When in doubt, check the configuration

The problem

The values you submit to graphite seem to be not received or to change randomly.

The solution

Either your retention settings (in conf/storage-schemas.conf) are "wrong", i.e. your data is too "old" and being aggregated or dropped, or you haven't migrated the existing whisper database to the new settings (use ./bin/whisper-resize.py).

The story

At Spreadshirt, where I currently work as an intern, we use graphite for plotting performance data. I decided to use it because I had done a few simple things with it (plotting via statsd) and because it's input format is very simple (some.fancy.reverse.domainname.like.name 42 1363721784\n).

Pushing our data into graphite was indeed very simple, but it behaved not as I was expecting: As a test, I was generating random numbers and pushing a new one every second, but the resulting graph didn't pick up the per-second data, instead the plot was jumping up and down each time I would refresh the page.

After too many hours, after checking my code at least 10 times, putting in various debug outputs, trying to change the data and starting to believe that graphite wasn't capable of receiving per-second data, I checked the configuration...

And that was indeed the solution to my problem: When I configured graphite, I used the default configuration which specified a default retention with 60 second accuracy and 7 day retention. Even though I later changed that configuration and believed that graphite would pick up the change, I did not migrate it's database.

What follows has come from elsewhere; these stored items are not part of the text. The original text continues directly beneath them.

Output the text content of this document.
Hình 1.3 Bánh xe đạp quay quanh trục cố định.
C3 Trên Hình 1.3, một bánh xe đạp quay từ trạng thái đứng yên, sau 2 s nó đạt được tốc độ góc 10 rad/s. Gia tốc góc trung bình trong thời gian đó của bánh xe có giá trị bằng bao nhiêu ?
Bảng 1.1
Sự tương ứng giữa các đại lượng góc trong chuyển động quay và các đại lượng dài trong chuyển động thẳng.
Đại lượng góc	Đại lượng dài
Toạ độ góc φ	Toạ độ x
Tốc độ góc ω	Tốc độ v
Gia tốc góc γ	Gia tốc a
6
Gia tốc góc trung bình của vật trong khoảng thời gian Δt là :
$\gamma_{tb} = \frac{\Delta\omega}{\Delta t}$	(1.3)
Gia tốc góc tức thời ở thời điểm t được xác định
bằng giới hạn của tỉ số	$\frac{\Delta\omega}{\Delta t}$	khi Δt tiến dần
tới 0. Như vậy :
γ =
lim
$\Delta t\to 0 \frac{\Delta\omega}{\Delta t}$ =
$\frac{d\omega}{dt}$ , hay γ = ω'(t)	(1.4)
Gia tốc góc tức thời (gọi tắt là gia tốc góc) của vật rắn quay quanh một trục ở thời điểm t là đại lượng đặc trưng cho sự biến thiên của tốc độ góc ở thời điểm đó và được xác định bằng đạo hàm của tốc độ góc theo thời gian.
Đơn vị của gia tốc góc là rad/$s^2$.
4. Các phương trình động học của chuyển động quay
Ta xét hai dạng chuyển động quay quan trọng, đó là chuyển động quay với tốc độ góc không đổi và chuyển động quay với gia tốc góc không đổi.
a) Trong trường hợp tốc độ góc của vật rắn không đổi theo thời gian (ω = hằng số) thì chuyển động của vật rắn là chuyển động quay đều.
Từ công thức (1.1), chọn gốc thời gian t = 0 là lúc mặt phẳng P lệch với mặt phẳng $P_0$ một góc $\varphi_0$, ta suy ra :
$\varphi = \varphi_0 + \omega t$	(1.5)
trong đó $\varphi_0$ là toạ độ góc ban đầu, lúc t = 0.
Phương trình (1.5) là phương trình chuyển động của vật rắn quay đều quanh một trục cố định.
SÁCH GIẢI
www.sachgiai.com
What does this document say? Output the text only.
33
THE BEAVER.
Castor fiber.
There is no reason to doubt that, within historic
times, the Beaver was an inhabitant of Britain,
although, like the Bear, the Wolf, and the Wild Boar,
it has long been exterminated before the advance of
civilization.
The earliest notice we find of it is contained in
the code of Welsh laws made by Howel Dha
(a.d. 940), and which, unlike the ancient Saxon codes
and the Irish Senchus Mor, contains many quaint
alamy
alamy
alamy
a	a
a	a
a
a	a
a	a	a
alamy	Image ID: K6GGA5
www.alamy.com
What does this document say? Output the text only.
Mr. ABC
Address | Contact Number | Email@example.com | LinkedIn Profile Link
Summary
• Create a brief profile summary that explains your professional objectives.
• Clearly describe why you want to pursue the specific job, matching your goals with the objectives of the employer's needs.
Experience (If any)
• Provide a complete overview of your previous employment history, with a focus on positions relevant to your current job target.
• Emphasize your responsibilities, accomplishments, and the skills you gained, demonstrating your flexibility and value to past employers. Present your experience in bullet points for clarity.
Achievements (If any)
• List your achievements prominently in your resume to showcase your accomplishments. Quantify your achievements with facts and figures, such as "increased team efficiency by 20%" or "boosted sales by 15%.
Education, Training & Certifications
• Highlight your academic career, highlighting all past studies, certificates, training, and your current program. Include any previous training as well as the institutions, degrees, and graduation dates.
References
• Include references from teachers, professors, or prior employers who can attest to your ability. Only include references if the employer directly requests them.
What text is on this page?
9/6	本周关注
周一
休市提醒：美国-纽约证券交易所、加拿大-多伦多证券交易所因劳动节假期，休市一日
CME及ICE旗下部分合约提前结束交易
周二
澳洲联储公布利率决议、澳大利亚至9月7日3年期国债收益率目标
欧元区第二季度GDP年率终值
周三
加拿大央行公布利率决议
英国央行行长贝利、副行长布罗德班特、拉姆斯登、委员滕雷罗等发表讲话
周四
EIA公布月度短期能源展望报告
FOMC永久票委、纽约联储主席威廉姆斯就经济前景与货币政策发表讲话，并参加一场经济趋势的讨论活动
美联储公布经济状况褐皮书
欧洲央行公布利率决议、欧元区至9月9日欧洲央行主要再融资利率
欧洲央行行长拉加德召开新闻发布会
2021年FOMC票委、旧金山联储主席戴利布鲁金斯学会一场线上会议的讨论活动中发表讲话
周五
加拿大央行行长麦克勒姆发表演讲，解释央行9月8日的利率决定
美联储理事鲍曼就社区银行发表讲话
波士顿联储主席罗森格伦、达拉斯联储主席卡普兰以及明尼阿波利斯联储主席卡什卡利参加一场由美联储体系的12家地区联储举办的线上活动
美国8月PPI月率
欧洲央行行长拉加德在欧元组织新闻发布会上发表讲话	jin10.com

(What is even worse is that I made the same mistake again, two weeks after that: The config was something like 1m:7d,10m:14d,1h:30d, which means that because the test data I was working with was older than 14 days, the accuracy that I got was not 1 minute but actually per-hour. Although it took me less time to notice what was happening, I first spend too much time trying to track down the error in my own code.)

Next time:

check the code once, but really thorough
additionally: write tests, make sure that they work
debug logically (i.e. through reasoning/narrowing down possible cases)